August 26, 2004
COLORADO SPRINGS, Colo. (Reuters) - It is "only a matter of time" before militants try to launch a seaborne attack on the United States, but threats of terrorism are greater abroad because they are avoiding hardened U.S. targets, a senior U.S. military official said on Wednesday.
General Ralph "Ed" Eberhart, who as head of the U.S. Northern Command (NORTHCOM) is responsible for defending U.S. land, sea and air, also said North Korea posed the greatest threat to the United States of any country -- as opposed to non-state actors such as al Qaeda -- even as Washington tries to negotiate with Pyongyang.
Eberhart, who is also head of the U.S.-Canadian North American Aerospace Defense Command (NORAD), said the danger of a seaborne attack was one reason why he advocated a modification of NORAD's bi-national mission to include the seas as well as the skies.
"I believe it's just a matter of time until the terrorists try to use a ... maritime attack against us," he said. "I believe that attack could come in terms of bringing a ship into port, whether it's (carrying) high explosives or whether it's weapons of mass destruction."
Speaking to reporters at NORTHCOM and NORAD headquarters in Colorado Springs, Colo., Eberhart said that despite improvements in U.S. maritime defenses since the Sept. 11, 2001, attacks, they "are not as mature, are not as sophisticated or as elegant as our monitoring of the airspace" through NORAD. More work needs to be done, he said.
THREATS OF ATTACK
Eberhart said he had no doubt militant groups such as the Osama bin Laden's al Qaeda network would like to strike the United States before the November presidential elections and remained focused on high-profile targets like New York or Washington.
But Eberhart said he personally believed sharply improved security in the United States since Sept. 11 made the threat of an attack abroad more likely.
"I do believe that (it is) because of what we have done since 9/11 (that) you've not seen a follow-up attack here but you have seen attacks elsewhere," he said, in references to deadly militant attacks in Madrid, the Middle East and Asia.
"I would like to think ... that the threat is greater overseas because we've taken the actions we have taken and made it more difficult to be successful here. I firmly believe that," he said.
Within the United States, Eberhart said militants had shown interest in attacking highly symbolic targets, oil refineries, nuclear plants, or anything that would make a "big splash." Available intelligence did not, he said, indicate a change in these goals.
PROCEDURES IN PLACE
Since Sept. 11, the U.S. military had also put procedures in place to shoot down commercial aircraft if needed to avoid the kind of tragedy of Sept. 11.

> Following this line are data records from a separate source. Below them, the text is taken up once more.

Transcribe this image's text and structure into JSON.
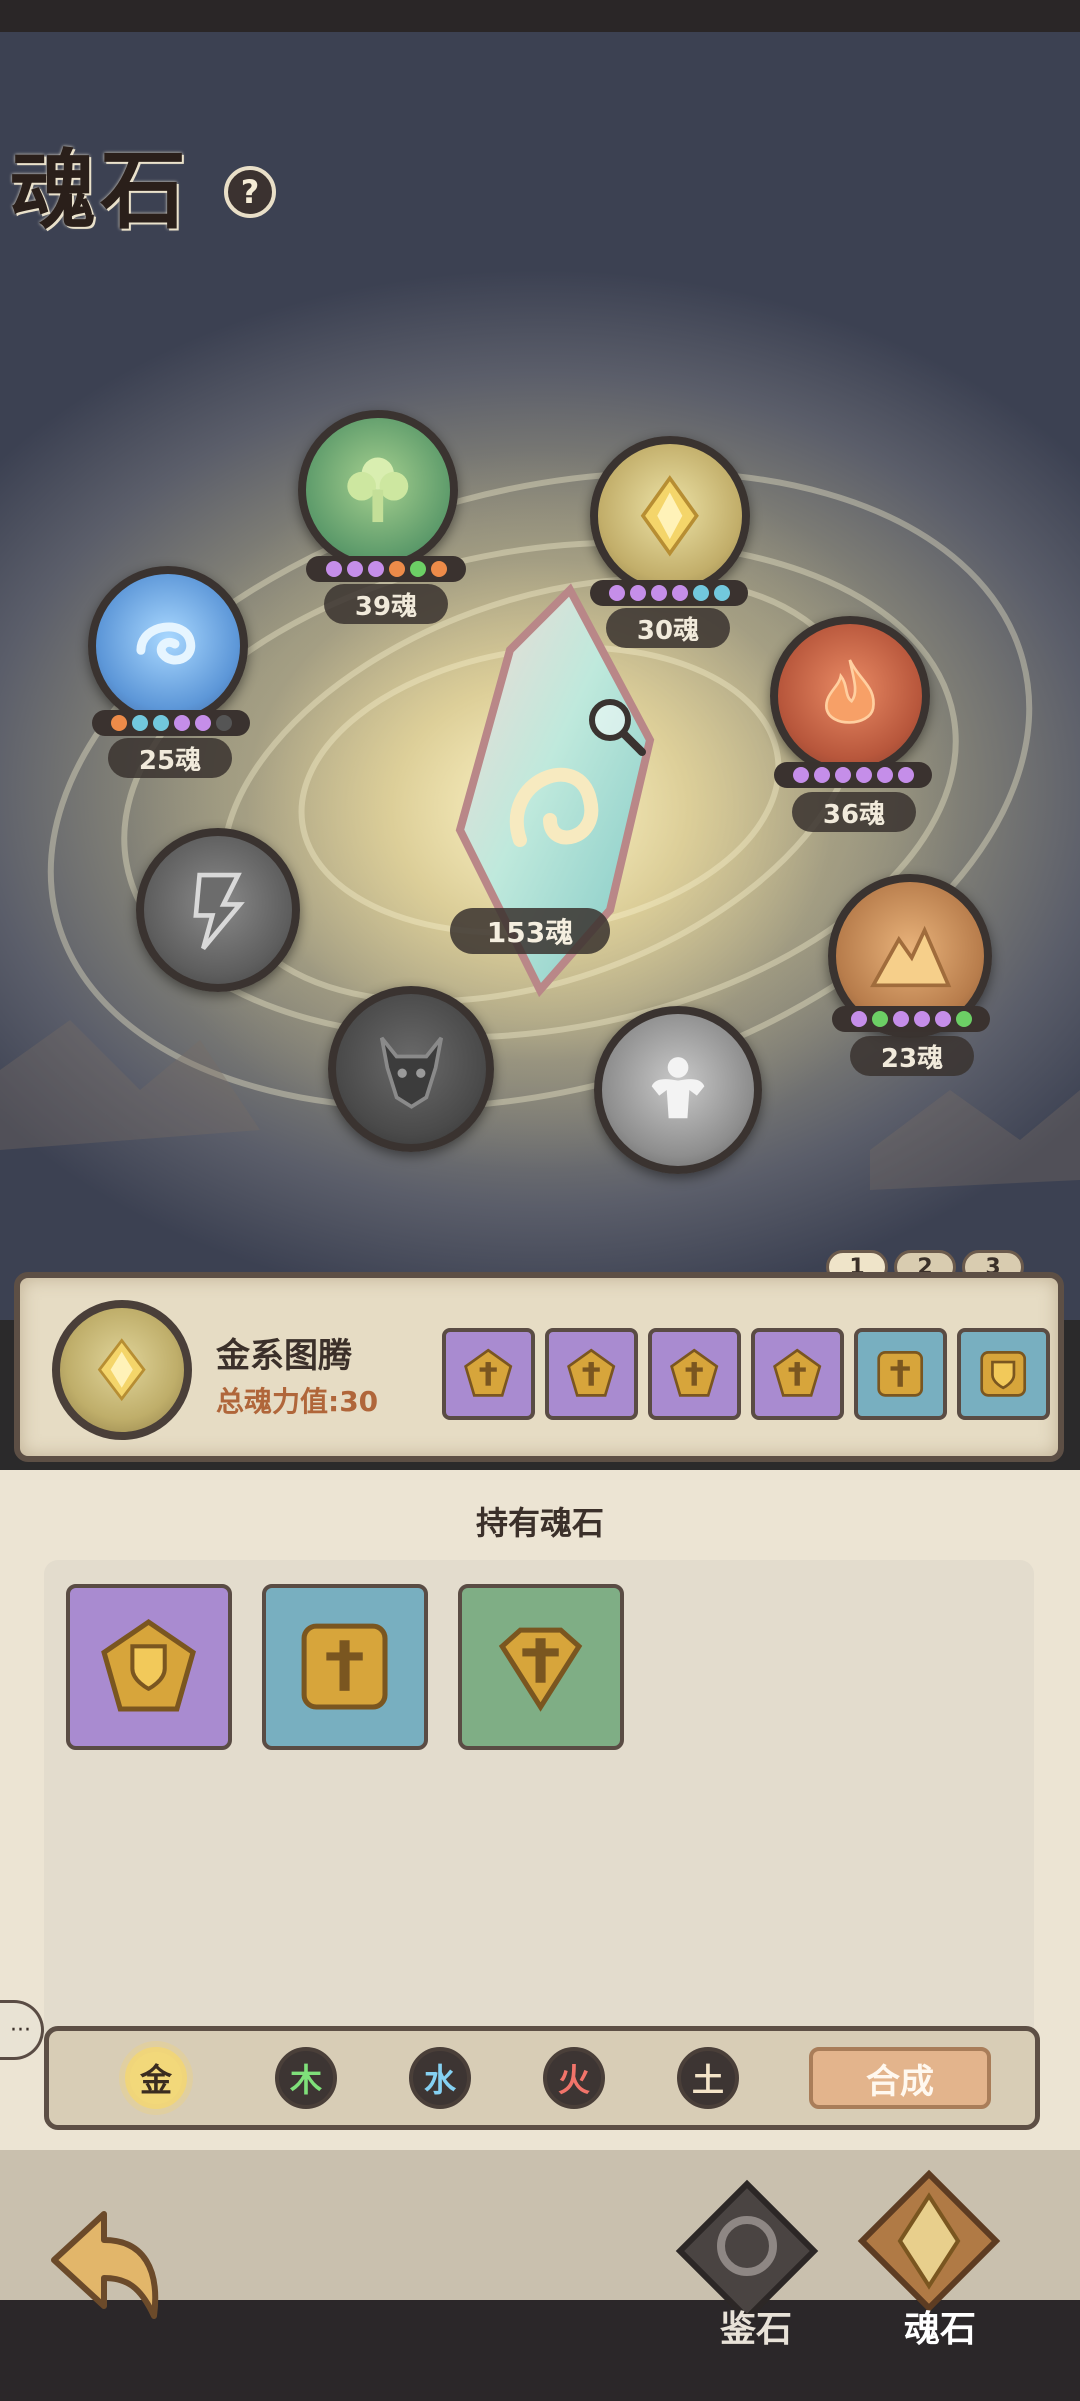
{
  "page": {
    "title": "魂石",
    "help_label": "?"
  },
  "crystal": {
    "soul_label": "153魂"
  },
  "totems": [
    {
      "id": "wood",
      "soul_label": "39魂",
      "dots": [
        "#c58ee9",
        "#c58ee9",
        "#c58ee9",
        "#ed8b49",
        "#6ccf65",
        "#ed8b49"
      ]
    },
    {
      "id": "metal",
      "soul_label": "30魂",
      "dots": [
        "#c58ee9",
        "#c58ee9",
        "#c58ee9",
        "#c58ee9",
        "#72c8dd",
        "#72c8dd"
      ]
    },
    {
      "id": "water",
      "soul_label": "25魂",
      "dots": [
        "#ed8b49",
        "#72c8dd",
        "#72c8dd",
        "#c58ee9",
        "#c58ee9",
        "#555555"
      ]
    },
    {
      "id": "fire",
      "soul_label": "36魂",
      "dots": [
        "#c58ee9",
        "#c58ee9",
        "#c58ee9",
        "#c58ee9",
        "#c58ee9",
        "#c58ee9"
      ]
    },
    {
      "id": "earth",
      "soul_label": "23魂",
      "dots": [
        "#c58ee9",
        "#6ccf65",
        "#c58ee9",
        "#c58ee9",
        "#c58ee9",
        "#6ccf65"
      ]
    }
  ],
  "locked_icons": [
    "lightning-icon",
    "demon-mask-icon",
    "strongman-icon"
  ],
  "tabs": [
    "1",
    "2",
    "3"
  ],
  "selected_totem": {
    "name": "金系图腾",
    "total": "总魂力值:30",
    "slots": [
      {
        "color": "#a98bd0",
        "icon": "pentagon-sword-icon"
      },
      {
        "color": "#a98bd0",
        "icon": "pentagon-sword-icon"
      },
      {
        "color": "#a98bd0",
        "icon": "pentagon-sword-icon"
      },
      {
        "color": "#a98bd0",
        "icon": "pentagon-sword-icon"
      },
      {
        "color": "#78afc0",
        "icon": "square-sword-icon"
      },
      {
        "color": "#78afc0",
        "icon": "square-shield-icon"
      }
    ]
  },
  "owned": {
    "title": "持有魂石",
    "items": [
      {
        "color": "#a98bd0",
        "icon": "pentagon-shield-icon"
      },
      {
        "color": "#78afc0",
        "icon": "square-sword-icon"
      },
      {
        "color": "#7fae85",
        "icon": "gem-sword-icon"
      }
    ]
  },
  "element_filters": [
    {
      "label": "金",
      "color": "#3a2c20",
      "active": true
    },
    {
      "label": "木",
      "color": "#7fe07a",
      "active": false
    },
    {
      "label": "水",
      "color": "#85d1f2",
      "active": false
    },
    {
      "label": "火",
      "color": "#f2746a",
      "active": false
    },
    {
      "label": "土",
      "color": "#f4e4c8",
      "active": false
    }
  ],
  "compose_label": "合成",
  "chat_label": "···",
  "nav": {
    "appraise_label": "鉴石",
    "soulstone_label": "魂石"
  }
}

"We're prepared to do that (shoot down planes) because we know if we don't do that, then there likely are hundreds if not thousands of others on the ground that are going to die too," he said.
He said NORAD had scrambled fighter jets some 1,600 times since Sept. 11 to check on anomalies in the air -- such as threatening passengers or inadvertent messages from pilots signaling a hijacking -- and none had turned out to be a serious threat requiring a shootdown order.
Asked what countries currently posed the greatest threat to the United States, Eberhart only mentioned North Korea.
"As you know, we are building missile defense capability predominantly for North Korea. I'm sure they're a wild card in our book," he said.
Yet the United States was doing everything it could, he said, to reconcile its differences with North Korea, especially concerning its nuclear capability.